Patrice de Plunkett のブログによると、イギリスのゴードン・ブラウンは、近く、カトリック信者がイギリスの王座につくことの禁令を解くつもりらしい。
これは、1688年の名誉革命以来の変革だそうだ。
名誉革命でカトリック王が禁止されたのは、カトリックであったスチュアート家の王位奪還を阻止するためだった。今はスチュアート家は絶滅したそうだから、当初の目的はもう意味をなさない。日本人の目から見ると、17世紀の法律が今も生きているということ自体が驚きで、宗教〈というよりキリスト教党派争い?)の確執の根深さに今さら感心する。19世紀までは、カトリックは公職にもつけなかった。
ブラウンはスコットランドの長老派の牧師の息子だし、今のイギリス王室にはカトリックがだれもいないから、この突然の変革は、王室の誰かの「隠れカトリック」をかばってるのかもしれない。ブレア元首相が、首相を辞めたらさっさと、奥さんの宗旨であるカトリックに改宗したことは記憶に新しい。禁令が解けたらだれがカミングアウトするのか楽しみだ。
この名誉革命でカトリック国フランスに亡命したのがジェームズ2世である。そして、その前のチャールズ2世は、カトリック・シンパだったが、新教徒に屈して、アイルランドのオリヴァー・プランケット大司教の逮捕を許してしまった。彼は、証拠なしの陰謀でっちあげによって吊るされ、解体され焼かれたそうだ。今は殉教聖人になっている。
ん? プランケット大司教?
では、パトリス・ド・プランケットも、ひょっとしてアイルランドから亡命したカトリックのプランケット家の子孫なんだろうか。だとしたら、彼が若い頃に左翼王党派だったり、今もローマ教皇ファンであることも納得がいく。
ヨーロッパの宗教や歴史は込み入っている。宗派は姻戚の指針であり、権力の継承とセットになっている。
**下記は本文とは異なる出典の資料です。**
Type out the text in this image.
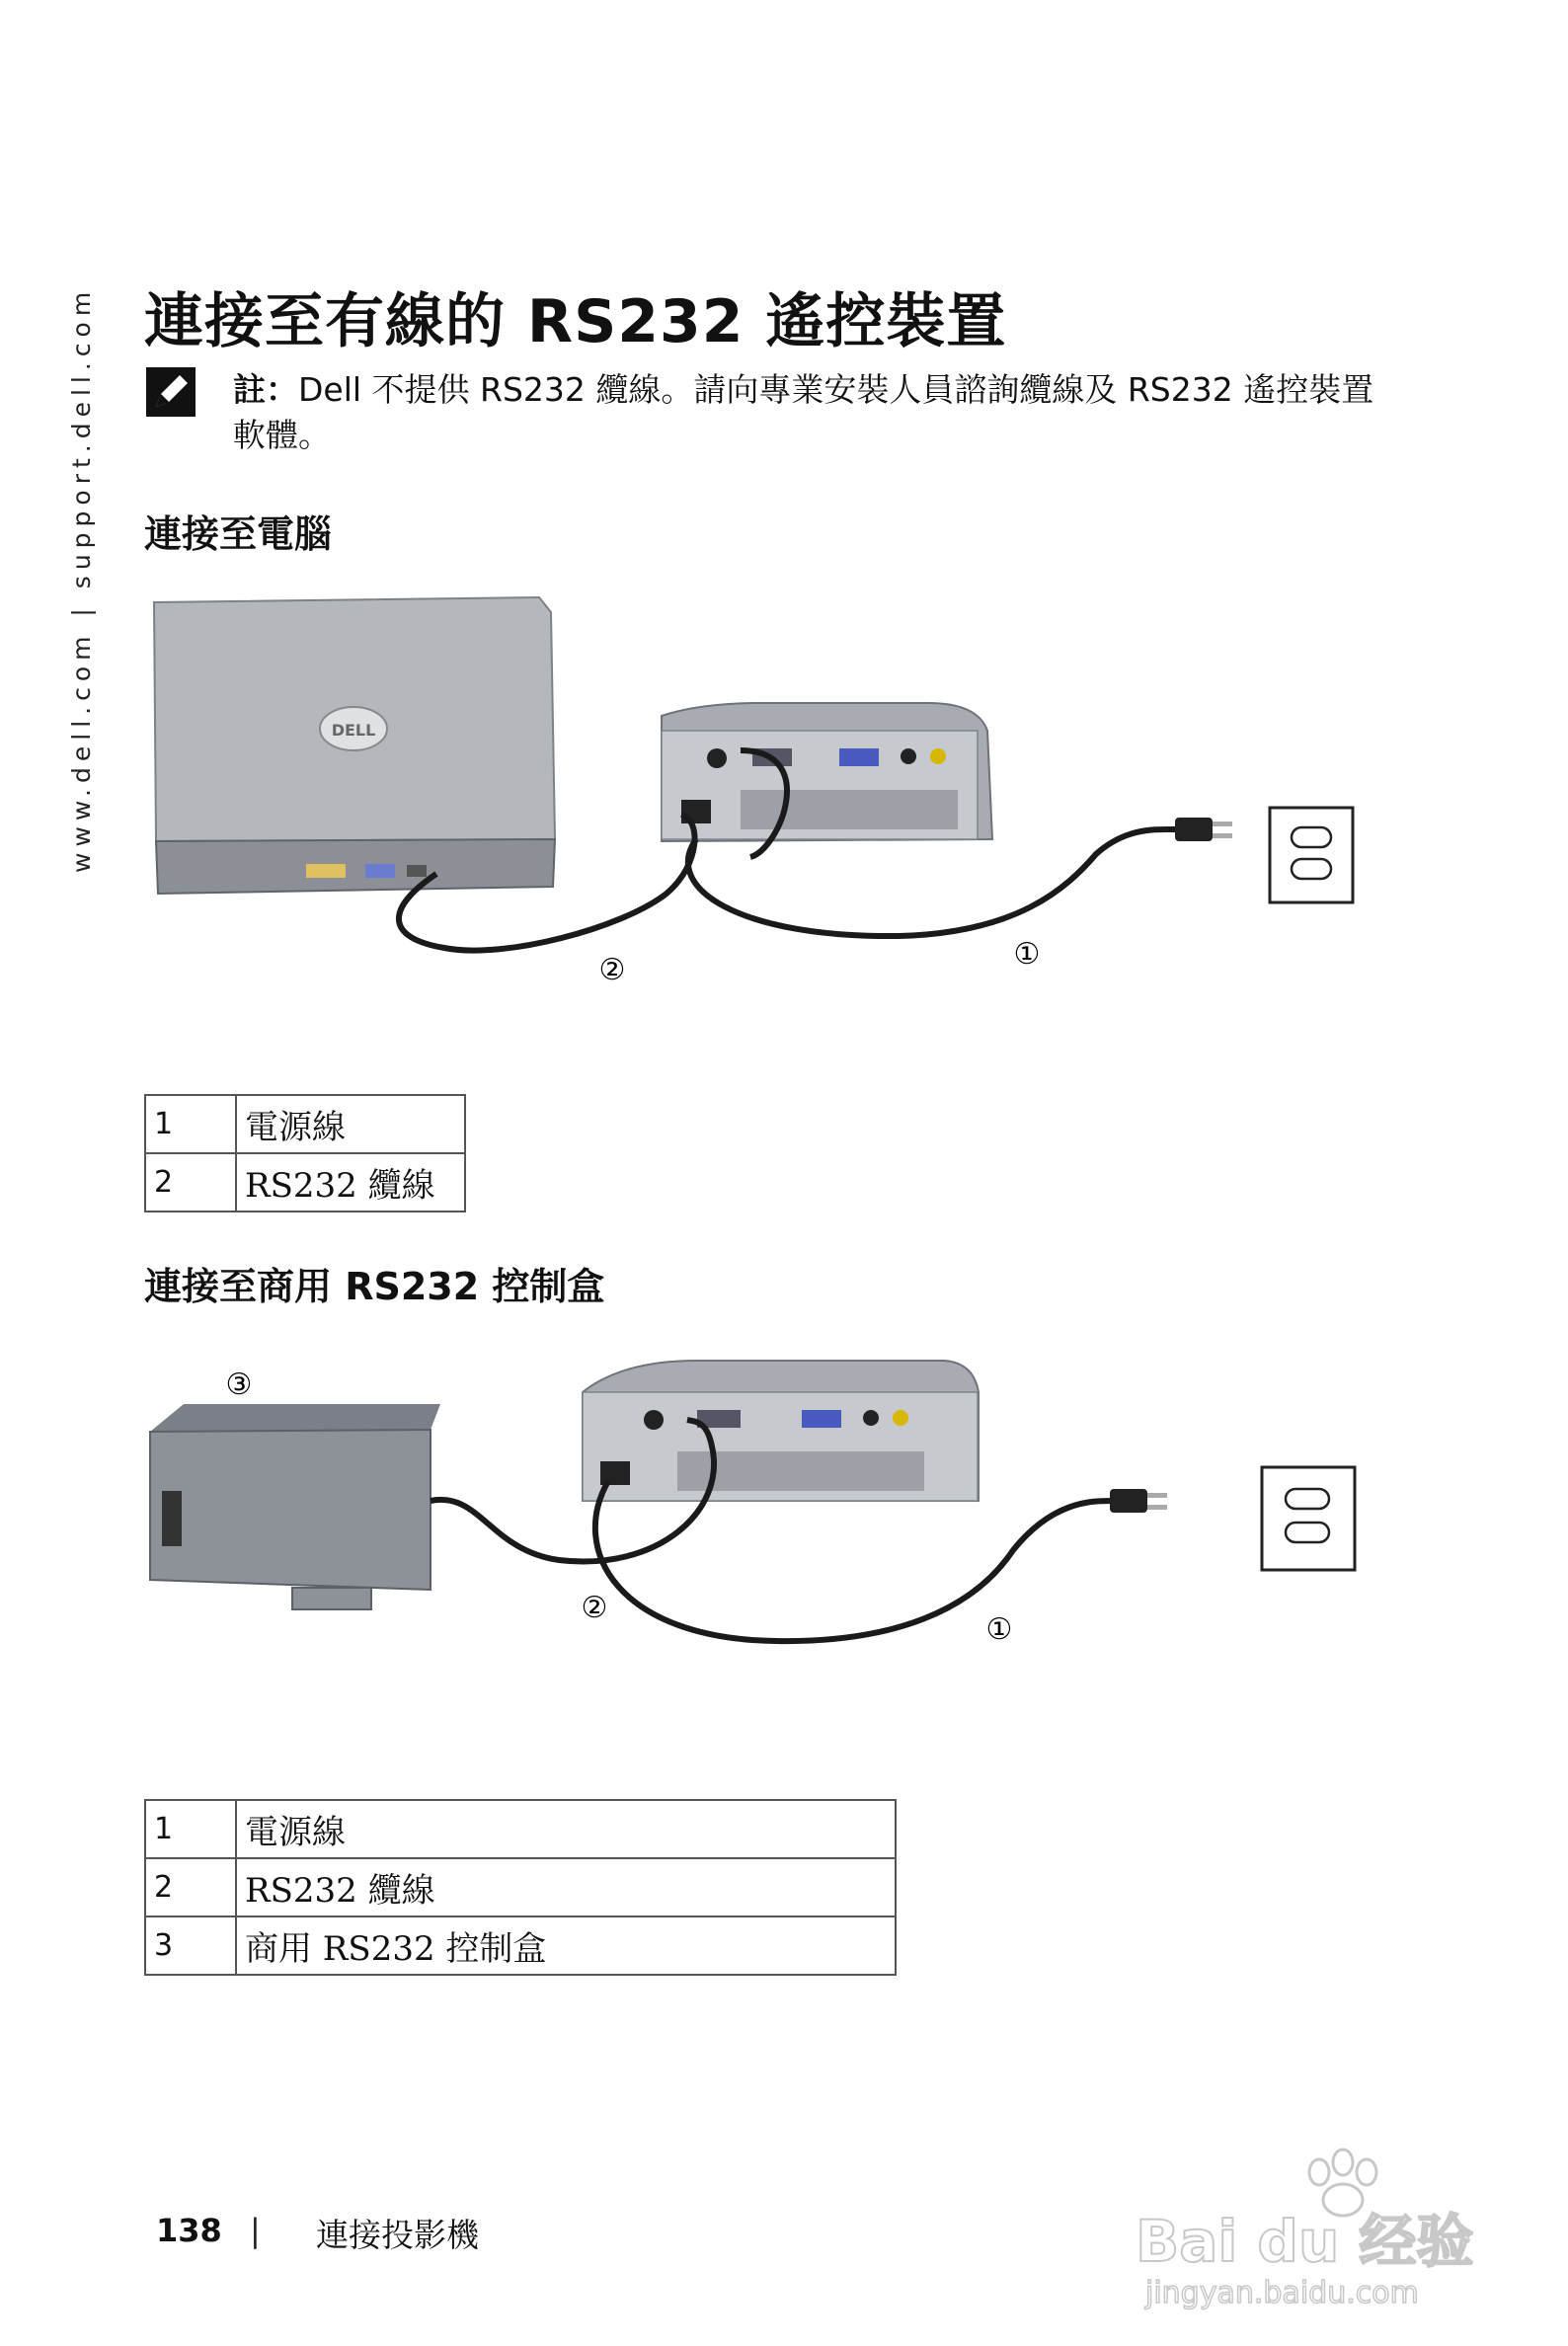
www.dell.com | support.dell.com 連接至有線的 RS232 遙控裝置
註：Dell 不提供 RS232 纜線。請向專業安裝人員諮詢纜線及 RS232 遙控裝置軟體。
連接至電腦
DELL
②	①
1	電源線
2	RS232 纜線
連接至商用 RS232 控制盒
③
②
①
1	電源線
2	RS232 纜線
3	商用 RS232 控制盒
138 | 連接投影機	Bai du 经验
jingyan.baidu.com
アングロ・サクソン国ではアメリカも含めていまだにそれがはっきり見えている。いや、はっきり見せないといけない。だから、隠すことも必要になる。
今のデンマーク女王と結婚したフランス貴族は、王室がルター派と決まっているので結婚前に改宗した。外交官だった。アンリという名はヘンリクとなり、国も名も宗教も仕事も変えたのは一大決心だったと語っている。(この夫婦は、でも今でもすごく仲がいい)
フランスは共和国の原則上、関心も薄いし何の障害もないが、サルコジもカルラもカトリック系だから、離婚してようが不倫してようが、ローマ教皇が来てもなあなあで大丈夫である。建前は別として、教義とかの問題じゃないのだな。でも「隠れ」信仰者というのは逆に、教義にもこだわっていそうだ。奥が深い。